Comparison of sonoelastography with sonourethrography and retrograde urethrography in the evaluation of male anterior urethral strictures


Department of Urology, Sawai Man Singh Medical College and Hospital, Jaipur, Rajasthan, India


Department of Radiology, Sawai Man Singh Medical College and Hospital, Jaipur, Rajasthan, India

Urol Res Pract 2016; 42: 84-91
DOI: 10.5152/tud.2016.99223
Read: 1141 Downloads: 825 Published: 25 July 2019


Objective: Retrograde urethrography (RUG) is the most common and preferred imaging modality for imaging of the anterior urethral strictures despite its well-known limitations and disadvantages. Sonourethrography (SUG) was introduced in 1988 to overcome the limitations of RUG and to provide more accurate results. As proper selection of imaging modality is very important for planning the treatment, various advances in this area are required. One of the major factors for recurrence of stricture disease is spongiofibrosis. Sonoelastography (SE) is a newer technique, tried in various other pathologies. In this study, we have used this technique for the first time to assess its efficacy in the evaluation of anterior urethral stricture disease by comparison with RUG and SUG.


Material and methods: Between August 2014 and May 2015, 77 patients with clinical features of anterior urethral stricture disease were included in the study and evaluated by RUG followed by SUG and SE for stricture location, length, depth of spongiofibrosis and periurethral pathologies. The results were then correlated with operative and histopathological findings.

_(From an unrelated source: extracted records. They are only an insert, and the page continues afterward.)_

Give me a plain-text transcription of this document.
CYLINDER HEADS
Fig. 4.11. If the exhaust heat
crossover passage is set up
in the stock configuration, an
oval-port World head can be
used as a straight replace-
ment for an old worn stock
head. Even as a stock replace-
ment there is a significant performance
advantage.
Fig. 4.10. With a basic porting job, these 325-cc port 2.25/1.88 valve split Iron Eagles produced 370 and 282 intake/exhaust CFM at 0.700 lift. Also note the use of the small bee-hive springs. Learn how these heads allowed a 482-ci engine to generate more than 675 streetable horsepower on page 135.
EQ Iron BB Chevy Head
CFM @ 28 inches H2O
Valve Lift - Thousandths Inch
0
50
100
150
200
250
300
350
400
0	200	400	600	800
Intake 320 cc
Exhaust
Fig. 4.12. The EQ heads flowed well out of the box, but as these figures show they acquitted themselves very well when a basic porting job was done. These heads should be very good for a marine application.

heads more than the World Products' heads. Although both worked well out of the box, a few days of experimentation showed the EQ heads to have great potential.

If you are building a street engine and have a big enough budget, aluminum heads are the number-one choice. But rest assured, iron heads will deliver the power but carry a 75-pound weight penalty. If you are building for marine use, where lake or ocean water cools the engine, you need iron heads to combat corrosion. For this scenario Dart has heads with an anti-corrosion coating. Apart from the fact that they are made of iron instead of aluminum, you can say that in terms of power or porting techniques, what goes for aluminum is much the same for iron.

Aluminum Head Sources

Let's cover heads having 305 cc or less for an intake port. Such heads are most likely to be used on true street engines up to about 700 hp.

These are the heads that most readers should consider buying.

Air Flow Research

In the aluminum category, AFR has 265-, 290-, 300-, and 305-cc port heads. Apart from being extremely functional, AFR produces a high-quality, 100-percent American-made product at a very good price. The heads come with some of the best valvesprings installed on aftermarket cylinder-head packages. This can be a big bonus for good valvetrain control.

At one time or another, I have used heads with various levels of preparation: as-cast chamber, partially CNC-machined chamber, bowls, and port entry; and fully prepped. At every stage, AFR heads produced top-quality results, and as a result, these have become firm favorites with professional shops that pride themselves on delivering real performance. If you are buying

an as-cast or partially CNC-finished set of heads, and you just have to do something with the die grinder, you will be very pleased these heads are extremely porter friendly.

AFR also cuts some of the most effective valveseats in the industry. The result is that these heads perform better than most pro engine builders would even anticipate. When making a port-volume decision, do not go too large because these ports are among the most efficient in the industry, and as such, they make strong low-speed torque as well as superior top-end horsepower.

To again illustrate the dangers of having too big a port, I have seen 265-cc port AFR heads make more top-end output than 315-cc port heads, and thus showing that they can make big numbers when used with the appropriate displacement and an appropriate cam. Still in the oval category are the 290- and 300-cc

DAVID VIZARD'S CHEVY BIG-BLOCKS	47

Results: Overall diagnostic accuracy of SE, SUG, and RGU for the estimation of stricture location, and length were estimated 92.68% vs. 91.54%, 79% vs. 78.87% and 80.48% vs. 43.66%, respectively, while for depth of spongiofibrosis SE, and SUG had accuracy rates of 87.3%, 48%, respectively. The mean length measured on SE was nearest to the mean intra-operative stricture length (21.34+11.8 mm). SE findings significantly correlated with the colour of bladder mucosa on cystoscopic examination (p=0.003) whereas the association was non-significant (p=0.127) for difficulty in incision. While a nonsignificant correlation existed between SUG findings related both to the colour of the bladder mucosa and difficulty in incision on cystoscopy, SE findings had a significant association (p<0.001) with histopathology findings for severe degree of fibrosis.


Conclusion: Sonoelastography estimates stricture site and length better in comparison with RUG and SUG. It estimates degree of spongiofibrosis which serves as an important prognostic factor for stricture recurrence more accurately than SUG.